It is proved that \[\mathbb{E}[W(\{C_k^{++}\})] \leq 8(\ln K+2)W^*\] where \(W^*\) is the within-cluster deviance of the globally optimal clustering and the expectation is taken over the random sampling used in the initialisation.

2.6. Dirichlet-Process-Means

The Dirichlet-process-means, a.k.a. DP-means algorithm, is a variant that allows \(K\) to be set adaptively by iteratively adding clusters.
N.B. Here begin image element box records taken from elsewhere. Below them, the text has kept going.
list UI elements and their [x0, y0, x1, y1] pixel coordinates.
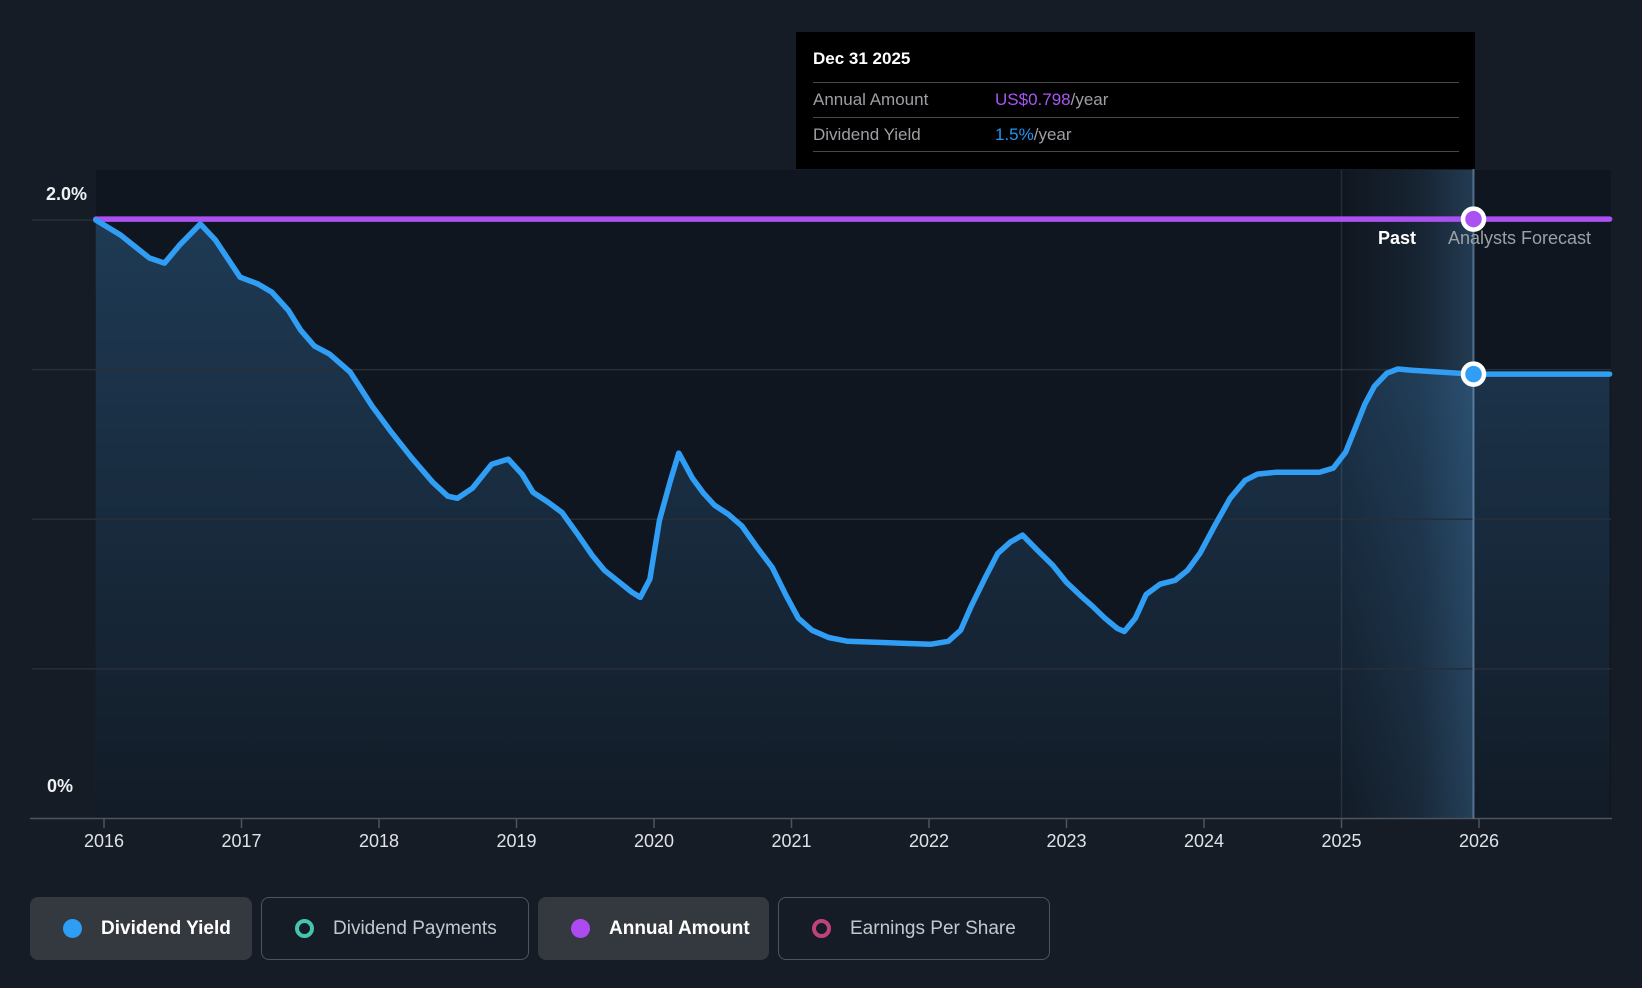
legend-item-dividend-yield[interactable]: Dividend Yield: [30, 897, 252, 960]
tooltip-dividend-yield-suffix: /year: [1033, 124, 1072, 144]
x-axis-label-2019: 2019: [496, 831, 537, 851]
x-axis-label-2022: 2022: [908, 831, 950, 851]
past-label: Past: [1377, 228, 1416, 248]
legend-item-label: Dividend Payments: [333, 917, 497, 939]
dividend-yield-line: [93, 217, 1613, 648]
x-axis-label-2023: 2023: [1046, 831, 1087, 851]
legend-item-dividend-payments[interactable]: Dividend Payments: [261, 897, 529, 960]
legend-ring-icon: [295, 919, 314, 938]
dividend-yield-marker[interactable]: [1460, 361, 1487, 387]
x-axis-label-2017: 2017: [221, 831, 262, 851]
y-axis-label-top: 2.0%: [46, 184, 88, 204]
x-axis-label-2018: 2018: [358, 831, 400, 851]
x-axis-label-2024: 2024: [1183, 831, 1225, 851]
tooltip-dividend-yield-value: 1.5%: [995, 124, 1034, 144]
legend-item-earnings-per-share[interactable]: Earnings Per Share: [778, 897, 1050, 960]
legend-dot-icon: [571, 919, 590, 938]
tooltip-row-dividend-yield: Dividend Yield 1.5% /year: [813, 117, 1459, 152]
annual-amount-marker[interactable]: [1460, 206, 1487, 232]
tooltip-annual-amount-value: US$0.798: [995, 90, 1071, 109]
x-axis-label-2025: 2025: [1321, 831, 1362, 851]
legend-ring-icon: [812, 919, 831, 938]
chart-tooltip: Dec 31 2025 Annual Amount US$0.798 /year…: [796, 32, 1475, 169]
analysts-forecast-label: Analysts Forecast: [1448, 228, 1592, 248]
chart-legend: Dividend Yield Dividend Payments Annual Am…: [30, 897, 1050, 960]
tooltip-dividend-yield-label: Dividend Yield: [813, 124, 921, 144]
legend-item-label: Annual Amount: [609, 917, 750, 939]
legend-item-label: Earnings Per Share: [850, 917, 1016, 939]
tooltip-date: Dec 31 2025: [813, 49, 911, 68]
tooltip-row-annual-amount: Annual Amount US$0.798 /year: [813, 82, 1459, 117]
legend-item-annual-amount[interactable]: Annual Amount: [538, 897, 769, 960]
x-axis-label-2016: 2016: [83, 831, 125, 851]
legend-dot-icon: [63, 919, 82, 938]
tooltip-annual-amount-label: Annual Amount: [813, 90, 929, 109]
x-axis-label-2020: 2020: [633, 831, 675, 851]
x-axis-label-2026: 2026: [1458, 831, 1500, 851]
forecast-highlight-band: [1341, 170, 1474, 819]
x-axis-ticks: [103, 819, 1480, 828]
y-axis-label-bottom: 0%: [47, 776, 74, 796]
tooltip-annual-amount-suffix: /year: [1070, 90, 1109, 109]
x-axis-label-2021: 2021: [771, 831, 812, 851]
legend-item-label: Dividend Yield: [101, 917, 231, 939]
Like \(K\)-means, DP-means terminates after a finite number of iterations.

Algorithm 3 DP-Means Algorithm.

    choose a cluster cost hyperparameter \(\lambda\) (with larger \(\lambda\) producing less clusters);
    initialize \(K=1\) and \(\boldsymbol{\mu}_1=n^{-1}\sum_{i=1}^n \mathbf{x}_i\);
    repeat
        for \(i=1, \ldots, n\) do
            if \(\min_{k=1, \ldots, K} \|\mathbf{x}_i-\boldsymbol{\mu}_k\|_2^2>\lambda\) then
                set \(c_i \leftarrow K+1\), \(\boldsymbol{\mu}_{K+1} \leftarrow \mathbf{x}_i\);
            else
                set \(c_i \leftarrow \mathop{\arg\min}_{k=1, \ldots, K} \|\mathbf{x}_i-\boldsymbol{\mu}_k\|_2^2\);
                update the previous and current cluster centroids that item \(i\) belongs to appropriately;
            end if
        end for
    until stop changing the cluster assignments for all items;